Within her first week of being hired in Tualatin, she had attended her first Citizen Involvement Organization, or CIO, meeting — specifically the Ibach CIO.

"That was an awesome opportunity," she said, noting that questions asked by the CIO members to city staff showed they were a group that was engaged in the community.

Tualatin's residential areas are divided into CIOs, which are roughly equivalent to neighborhood association committees in nearby Beaverton.

Although George didn't make it to this year's West Coast Giant Pumpkin Regatta — she and Lombos were in Nashville that weekend for the International City/County Management Association's Annual Conference — she plans on attending the fabled event next year.

Still, having lived in the state for so long she was keenly aware of the event.

"It's hard to miss when you grow giant pumpkins and you put them in the lake," George pointed out.

The other events she has on her list to attend for the first time next year are both the Tualatin Crawfish Festival and ¡Viva Tualatin!

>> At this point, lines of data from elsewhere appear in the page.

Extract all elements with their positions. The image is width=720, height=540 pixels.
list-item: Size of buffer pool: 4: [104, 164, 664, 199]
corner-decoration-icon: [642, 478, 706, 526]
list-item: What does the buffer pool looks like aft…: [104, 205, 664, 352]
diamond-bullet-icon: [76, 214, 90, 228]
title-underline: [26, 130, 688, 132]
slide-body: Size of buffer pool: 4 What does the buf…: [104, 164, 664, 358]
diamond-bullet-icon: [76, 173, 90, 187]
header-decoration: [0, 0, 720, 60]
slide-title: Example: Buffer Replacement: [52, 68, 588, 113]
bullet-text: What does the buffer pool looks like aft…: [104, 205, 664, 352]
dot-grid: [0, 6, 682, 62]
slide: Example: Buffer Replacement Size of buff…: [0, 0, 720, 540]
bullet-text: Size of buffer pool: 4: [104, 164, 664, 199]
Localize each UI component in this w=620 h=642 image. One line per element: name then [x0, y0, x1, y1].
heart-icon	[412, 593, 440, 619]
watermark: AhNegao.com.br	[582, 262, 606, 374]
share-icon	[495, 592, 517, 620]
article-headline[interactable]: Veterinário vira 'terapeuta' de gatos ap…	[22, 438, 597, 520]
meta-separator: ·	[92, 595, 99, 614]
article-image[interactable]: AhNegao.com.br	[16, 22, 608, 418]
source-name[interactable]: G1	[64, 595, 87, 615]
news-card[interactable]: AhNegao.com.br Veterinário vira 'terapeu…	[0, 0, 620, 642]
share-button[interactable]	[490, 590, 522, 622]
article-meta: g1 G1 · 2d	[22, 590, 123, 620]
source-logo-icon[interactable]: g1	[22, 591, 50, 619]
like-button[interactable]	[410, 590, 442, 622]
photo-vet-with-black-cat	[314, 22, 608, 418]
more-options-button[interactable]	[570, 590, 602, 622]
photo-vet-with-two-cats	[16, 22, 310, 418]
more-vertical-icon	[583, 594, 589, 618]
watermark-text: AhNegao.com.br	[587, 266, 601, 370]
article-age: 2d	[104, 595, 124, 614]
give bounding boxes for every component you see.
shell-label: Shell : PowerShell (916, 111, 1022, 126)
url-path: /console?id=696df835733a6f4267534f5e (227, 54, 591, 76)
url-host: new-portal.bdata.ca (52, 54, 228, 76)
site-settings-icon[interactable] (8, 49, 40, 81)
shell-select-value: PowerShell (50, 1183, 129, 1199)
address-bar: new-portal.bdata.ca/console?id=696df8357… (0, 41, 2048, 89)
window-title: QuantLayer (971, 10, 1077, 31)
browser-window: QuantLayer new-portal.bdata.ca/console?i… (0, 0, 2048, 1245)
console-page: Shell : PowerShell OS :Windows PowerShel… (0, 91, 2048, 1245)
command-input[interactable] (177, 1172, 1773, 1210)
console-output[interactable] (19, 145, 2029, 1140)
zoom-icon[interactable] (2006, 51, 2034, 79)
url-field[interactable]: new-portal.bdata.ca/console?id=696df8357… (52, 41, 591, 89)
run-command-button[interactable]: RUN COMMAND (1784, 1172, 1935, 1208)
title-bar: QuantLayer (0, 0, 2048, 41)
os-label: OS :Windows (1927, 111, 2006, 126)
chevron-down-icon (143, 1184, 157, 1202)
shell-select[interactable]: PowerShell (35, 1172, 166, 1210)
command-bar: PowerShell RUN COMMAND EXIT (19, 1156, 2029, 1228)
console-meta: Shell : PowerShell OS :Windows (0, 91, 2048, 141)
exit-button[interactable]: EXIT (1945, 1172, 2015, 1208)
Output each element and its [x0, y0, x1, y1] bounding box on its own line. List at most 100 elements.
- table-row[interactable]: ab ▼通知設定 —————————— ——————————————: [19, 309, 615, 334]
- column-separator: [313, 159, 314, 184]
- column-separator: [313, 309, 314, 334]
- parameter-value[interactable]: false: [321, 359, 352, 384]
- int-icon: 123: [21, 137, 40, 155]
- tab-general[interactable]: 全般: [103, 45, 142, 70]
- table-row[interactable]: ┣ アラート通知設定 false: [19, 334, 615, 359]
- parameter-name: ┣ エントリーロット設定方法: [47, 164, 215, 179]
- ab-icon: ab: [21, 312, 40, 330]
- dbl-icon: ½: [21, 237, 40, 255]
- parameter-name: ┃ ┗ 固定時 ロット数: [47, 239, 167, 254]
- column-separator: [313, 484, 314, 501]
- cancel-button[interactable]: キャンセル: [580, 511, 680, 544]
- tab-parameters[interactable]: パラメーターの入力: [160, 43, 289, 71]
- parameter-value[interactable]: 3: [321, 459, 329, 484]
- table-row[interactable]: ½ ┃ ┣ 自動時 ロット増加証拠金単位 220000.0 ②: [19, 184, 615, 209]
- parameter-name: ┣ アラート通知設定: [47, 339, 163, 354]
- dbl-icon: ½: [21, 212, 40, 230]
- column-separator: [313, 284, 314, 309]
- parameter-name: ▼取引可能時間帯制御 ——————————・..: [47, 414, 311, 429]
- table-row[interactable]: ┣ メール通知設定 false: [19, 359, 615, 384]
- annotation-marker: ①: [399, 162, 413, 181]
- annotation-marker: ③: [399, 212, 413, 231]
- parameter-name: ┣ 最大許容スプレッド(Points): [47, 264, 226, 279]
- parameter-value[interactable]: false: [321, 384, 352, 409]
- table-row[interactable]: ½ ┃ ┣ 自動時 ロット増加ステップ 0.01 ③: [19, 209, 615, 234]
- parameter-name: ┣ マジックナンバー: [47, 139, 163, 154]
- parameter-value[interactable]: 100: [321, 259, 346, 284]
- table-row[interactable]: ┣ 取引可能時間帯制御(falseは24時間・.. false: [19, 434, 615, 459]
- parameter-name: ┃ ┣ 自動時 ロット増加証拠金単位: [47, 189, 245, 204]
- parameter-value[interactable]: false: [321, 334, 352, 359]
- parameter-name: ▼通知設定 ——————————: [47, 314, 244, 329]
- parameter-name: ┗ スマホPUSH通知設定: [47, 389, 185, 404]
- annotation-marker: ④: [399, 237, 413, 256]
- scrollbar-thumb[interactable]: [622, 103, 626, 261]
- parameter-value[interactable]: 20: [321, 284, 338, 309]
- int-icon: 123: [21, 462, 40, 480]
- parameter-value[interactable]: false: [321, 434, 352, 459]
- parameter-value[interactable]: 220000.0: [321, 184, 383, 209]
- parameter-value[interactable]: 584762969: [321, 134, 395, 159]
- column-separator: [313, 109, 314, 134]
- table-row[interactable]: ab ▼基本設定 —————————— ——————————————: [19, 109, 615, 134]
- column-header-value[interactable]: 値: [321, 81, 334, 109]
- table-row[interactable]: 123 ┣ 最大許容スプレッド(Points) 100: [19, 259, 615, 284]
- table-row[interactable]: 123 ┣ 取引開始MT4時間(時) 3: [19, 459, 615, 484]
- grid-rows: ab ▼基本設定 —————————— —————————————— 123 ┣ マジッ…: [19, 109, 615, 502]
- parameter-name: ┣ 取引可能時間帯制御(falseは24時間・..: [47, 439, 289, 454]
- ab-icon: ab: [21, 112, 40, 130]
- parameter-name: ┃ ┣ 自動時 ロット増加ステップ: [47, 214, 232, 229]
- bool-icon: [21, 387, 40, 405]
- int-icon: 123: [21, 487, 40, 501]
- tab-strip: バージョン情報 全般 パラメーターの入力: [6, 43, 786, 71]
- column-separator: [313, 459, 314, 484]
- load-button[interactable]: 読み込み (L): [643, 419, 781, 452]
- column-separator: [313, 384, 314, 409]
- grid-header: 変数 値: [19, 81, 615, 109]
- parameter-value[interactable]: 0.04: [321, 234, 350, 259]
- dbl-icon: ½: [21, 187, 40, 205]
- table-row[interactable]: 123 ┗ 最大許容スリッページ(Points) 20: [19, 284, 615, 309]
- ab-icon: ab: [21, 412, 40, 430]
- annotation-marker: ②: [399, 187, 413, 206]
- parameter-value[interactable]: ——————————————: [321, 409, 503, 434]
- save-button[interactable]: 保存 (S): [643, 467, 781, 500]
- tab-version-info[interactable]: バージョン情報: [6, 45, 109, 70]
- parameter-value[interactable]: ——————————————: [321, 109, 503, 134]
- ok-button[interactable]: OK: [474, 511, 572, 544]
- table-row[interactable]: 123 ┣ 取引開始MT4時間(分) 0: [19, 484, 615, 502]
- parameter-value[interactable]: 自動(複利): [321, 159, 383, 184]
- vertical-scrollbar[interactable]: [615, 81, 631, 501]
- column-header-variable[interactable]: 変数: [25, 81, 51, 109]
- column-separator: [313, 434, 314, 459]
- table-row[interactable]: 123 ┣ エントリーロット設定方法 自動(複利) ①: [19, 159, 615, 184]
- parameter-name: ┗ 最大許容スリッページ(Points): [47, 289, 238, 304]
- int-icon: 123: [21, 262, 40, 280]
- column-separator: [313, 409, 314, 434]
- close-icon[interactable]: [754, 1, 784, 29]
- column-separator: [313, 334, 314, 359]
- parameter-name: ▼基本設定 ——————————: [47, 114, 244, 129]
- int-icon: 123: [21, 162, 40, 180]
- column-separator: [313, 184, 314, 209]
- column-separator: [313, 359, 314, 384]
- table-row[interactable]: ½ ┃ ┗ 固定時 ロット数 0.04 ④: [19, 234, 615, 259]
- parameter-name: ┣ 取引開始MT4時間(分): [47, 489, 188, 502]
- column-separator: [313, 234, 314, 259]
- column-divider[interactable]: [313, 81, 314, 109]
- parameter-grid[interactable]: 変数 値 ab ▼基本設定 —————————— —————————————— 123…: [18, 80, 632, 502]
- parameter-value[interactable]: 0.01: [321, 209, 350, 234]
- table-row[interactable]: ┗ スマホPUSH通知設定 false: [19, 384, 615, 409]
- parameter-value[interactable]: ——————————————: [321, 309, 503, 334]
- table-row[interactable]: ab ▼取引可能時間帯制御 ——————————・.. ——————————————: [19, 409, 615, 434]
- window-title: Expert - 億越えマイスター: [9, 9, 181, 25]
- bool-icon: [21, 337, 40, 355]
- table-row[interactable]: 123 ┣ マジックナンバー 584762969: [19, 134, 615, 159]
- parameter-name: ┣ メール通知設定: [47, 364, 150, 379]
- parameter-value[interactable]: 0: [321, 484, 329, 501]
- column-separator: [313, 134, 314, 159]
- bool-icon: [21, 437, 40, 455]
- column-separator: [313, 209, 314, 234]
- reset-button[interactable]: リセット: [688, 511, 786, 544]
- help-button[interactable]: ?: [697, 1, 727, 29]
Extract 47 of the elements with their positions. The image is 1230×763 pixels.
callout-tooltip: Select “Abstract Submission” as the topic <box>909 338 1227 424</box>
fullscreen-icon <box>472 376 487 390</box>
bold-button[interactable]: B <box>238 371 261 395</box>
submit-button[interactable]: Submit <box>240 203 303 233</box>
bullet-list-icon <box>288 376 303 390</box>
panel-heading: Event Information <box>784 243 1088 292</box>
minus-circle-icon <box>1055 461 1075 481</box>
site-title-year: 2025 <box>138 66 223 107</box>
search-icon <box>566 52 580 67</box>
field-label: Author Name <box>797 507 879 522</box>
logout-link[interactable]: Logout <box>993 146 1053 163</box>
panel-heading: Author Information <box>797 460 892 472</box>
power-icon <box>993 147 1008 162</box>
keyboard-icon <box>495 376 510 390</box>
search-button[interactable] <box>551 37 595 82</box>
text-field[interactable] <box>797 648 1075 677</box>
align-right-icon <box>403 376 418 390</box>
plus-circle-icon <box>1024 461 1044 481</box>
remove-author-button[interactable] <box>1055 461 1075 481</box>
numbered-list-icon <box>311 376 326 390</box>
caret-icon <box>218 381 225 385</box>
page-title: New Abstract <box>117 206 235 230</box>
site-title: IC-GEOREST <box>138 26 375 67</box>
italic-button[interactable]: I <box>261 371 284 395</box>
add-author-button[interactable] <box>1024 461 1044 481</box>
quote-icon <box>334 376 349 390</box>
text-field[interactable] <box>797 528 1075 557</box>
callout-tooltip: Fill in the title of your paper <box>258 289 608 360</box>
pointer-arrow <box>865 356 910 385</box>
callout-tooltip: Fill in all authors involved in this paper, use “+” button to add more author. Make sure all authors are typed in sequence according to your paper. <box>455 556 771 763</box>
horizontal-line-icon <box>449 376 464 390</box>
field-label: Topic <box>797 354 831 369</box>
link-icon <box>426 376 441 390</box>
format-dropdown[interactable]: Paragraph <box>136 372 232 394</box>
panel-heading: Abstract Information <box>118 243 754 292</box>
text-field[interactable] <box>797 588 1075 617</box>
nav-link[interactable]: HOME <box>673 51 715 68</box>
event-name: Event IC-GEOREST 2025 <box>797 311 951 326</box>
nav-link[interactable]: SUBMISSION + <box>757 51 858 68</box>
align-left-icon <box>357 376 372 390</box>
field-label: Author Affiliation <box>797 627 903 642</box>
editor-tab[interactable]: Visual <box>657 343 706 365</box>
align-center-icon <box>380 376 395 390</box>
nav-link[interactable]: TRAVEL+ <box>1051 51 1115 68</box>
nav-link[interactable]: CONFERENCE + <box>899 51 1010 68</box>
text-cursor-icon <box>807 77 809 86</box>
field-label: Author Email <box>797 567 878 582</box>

In her new position, George will be responsible for much of the city's communications and special projects. Among those projects will be Tualatin Moving Forward, which oversees the $20 million neighborhood safety and traffic flow bond passed by voters in May 2018.

The bond also allows for residents to suggest traffic safety issues they would like to see addressed and she's been impressed with many of the suggestions she's seen so far.

"It's a great list of projects," George said.

George will also oversee the Tualatin Service Center, the city's plan to expand the Tualatin Public Works Department to consolidate several departments including planning and engineering at a new site near Southwest Herman Road and 108th Avenue.

A resident of Portland's Alphabet District, George lives with her husband, Ryan, who is plotting out his own career in city government. He is studying to become an urban planner.

For now, George said she's looking forward to not being the new person at the city.

"I'm thrilled. I'm really excited to be here," said George. "This is a great community to be involved with."

Lombos said she's pleased to have George on board.

"Megan brings a passion for local government and community engagement, a strong work ethic and deep experience in communications and policy development," Lombos said. "Perhaps most importantly, she has a commitment to collaboration and relationship-building. She is an excellent addition to the (Tualatin) family."